If you suffer from stress or anxiety, then one of the best habits you can develop is to begin a practice of meditation.
Whether your stress is a one-off occurrence or a chronic issue you’ve struggled with for years, beginning a meditation routine is virtually guaranteed to help. Whether your stress originates at work or at home, and related to your health, finances, or just about any other issue, the solution could be as simple as taking a few minutes a day to breathe clearly.
In fact, stress relief is one of the clinically proven health benefits of meditation, and studies have shown that just a few minutes a day of concentrated breath work can do wonders to reshape destructive thought patterns and radically change the way you approach your life.
In this post I’ll outline 3 simple meditation techniques to relieve stress and anxiety.

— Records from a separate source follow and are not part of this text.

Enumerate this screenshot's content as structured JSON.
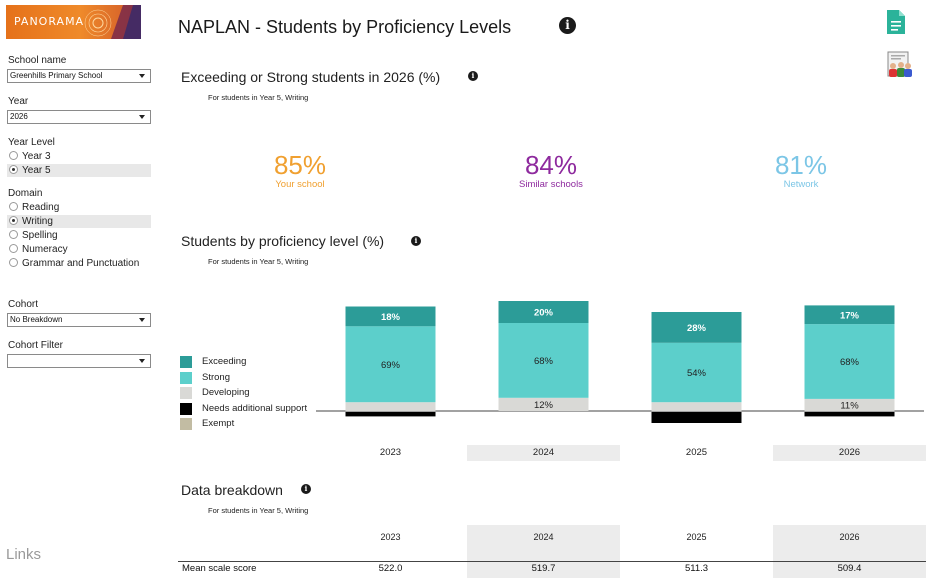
{
  "app": {
    "logo_text": "PANORAMA",
    "page_title": "NAPLAN - Students by Proficiency Levels",
    "links_label": "Links"
  },
  "filters": {
    "school_name_label": "School name",
    "school_name_value": "Greenhills Primary School",
    "year_label": "Year",
    "year_value": "2026",
    "year_level_label": "Year Level",
    "year_levels": [
      {
        "label": "Year 3",
        "selected": false
      },
      {
        "label": "Year 5",
        "selected": true
      }
    ],
    "domain_label": "Domain",
    "domains": [
      {
        "label": "Reading",
        "selected": false
      },
      {
        "label": "Writing",
        "selected": true
      },
      {
        "label": "Spelling",
        "selected": false
      },
      {
        "label": "Numeracy",
        "selected": false
      },
      {
        "label": "Grammar and Punctuation",
        "selected": false
      }
    ],
    "cohort_label": "Cohort",
    "cohort_value": "No Breakdown",
    "cohort_filter_label": "Cohort Filter",
    "cohort_filter_value": ""
  },
  "summary": {
    "title": "Exceeding or Strong students in 2026 (%)",
    "note": "For students in Year 5, Writing",
    "kpis": [
      {
        "value": "85%",
        "label": "Your school",
        "color": "#f0a030"
      },
      {
        "value": "84%",
        "label": "Similar schools",
        "color": "#8e2a9e"
      },
      {
        "value": "81%",
        "label": "Network",
        "color": "#7cc6e6"
      }
    ]
  },
  "proficiency": {
    "title": "Students by proficiency level (%)",
    "note": "For students in Year 5, Writing"
  },
  "chart_data": {
    "type": "bar",
    "stacked": true,
    "categories": [
      "2023",
      "2024",
      "2025",
      "2026"
    ],
    "series": [
      {
        "name": "Exceeding",
        "color": "#2c9c98",
        "values": [
          18,
          20,
          28,
          17
        ]
      },
      {
        "name": "Strong",
        "color": "#5ccfcb",
        "values": [
          69,
          68,
          54,
          68
        ]
      },
      {
        "name": "Developing",
        "color": "#d9d9d6",
        "values": [
          8,
          12,
          8,
          11
        ]
      },
      {
        "name": "Needs additional support",
        "color": "#000000",
        "values": [
          4,
          0,
          10,
          4
        ]
      },
      {
        "name": "Exempt",
        "color": "#c2bca3",
        "values": [
          0,
          0,
          0,
          0
        ]
      }
    ],
    "baseline_between": [
      "Developing",
      "Needs additional support"
    ],
    "labels_shown": {
      "Exceeding": [
        "18%",
        "20%",
        "28%",
        "17%"
      ],
      "Strong": [
        "69%",
        "68%",
        "54%",
        "68%"
      ],
      "Developing": [
        "",
        "12%",
        "",
        "11%"
      ]
    },
    "label_colors": {
      "Exceeding": "#ffffff",
      "Strong": "#222222",
      "Developing": "#222222"
    },
    "legend_position": "left",
    "grid": false
  },
  "breakdown": {
    "title": "Data breakdown",
    "note": "For students in Year 5, Writing",
    "years": [
      "2023",
      "2024",
      "2025",
      "2026"
    ],
    "rows": [
      {
        "label": "Mean scale score",
        "values": [
          "522.0",
          "519.7",
          "511.3",
          "509.4"
        ]
      }
    ]
  }
}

Relaxation and Meditation Techniques to Relieve Stress
Exercise #1: Now I Am Breathing In
The first, and one of the most fundamental practices of meditation is simply to begin noticing your breath. My favorite technique to do this is to silently practice an inner mantra, saying to yourself, “Now, I am breathing in,” every time you inhale, and “Now, I am breathing out,” every time you exhale.
You can do this exercise as a meditation, taking as little as 5 minutes to sit quietly, or you can work with it throughout the day. You might practice it in the car, on your commute, or while going for a walk.
Exercise #2: Stepping Back to Breathe
Another great breath exercise you can work with is the practice of stepping back to breathe.
Like the last technique, this exercise is incredibly simple to do, but difficult to practice. The real challenge comes in your ability to practice it consistently as you move throughout your day.
The exercise itself can take as little as 30 seconds. Take a large inhale and a forceful exhale. If you’re feeling really stressed, you might repeat that loud exhale two or three times. Then, allow your breathe to return to a slower pace, and simply notice the natural motion of your breath for a few seconds. Notice the contrast between the loud, forced exhale you started with, and the easy, flowing motion to which your breath naturally wants to return.
I explain the exercise further in this video:
Exercise #3: Positive Affirmation Exercise
In addition to using meditation and breath techniques to relax your mind, you can also develop the habit of instilling more positive thoughts within you, through the use of autosuggestion and positive affirmations.
Affirmations work by creating new synaptic connections in your brain, helping to train your mind to appreciate more of the good that is already around you, and not feel as stressed when triggers arise in your environment. While this can take some time to practice, once you’ve programmed your mind to step back and feel grateful for everything that’s going well, you will be less likely to default to a stressed or overwhelmed attitude, and more likely to face each challenge clearly, as it arises.
Taking Your Meditation Practice To The Next Level
I hope you’ve enjoyed these three simple techniques and exercises for relaxation and meditation. I think you’ll find that if you practice them once or twice, they can be helpful, but the real benefits come when you develop the habit to work with these techniques consistently.
Try them for a month, and notice the profound impact they can have on your life. After a few weeks, you will likely feel calmer and more clear-headed when stressors arise, and you’ll be more about to handle them.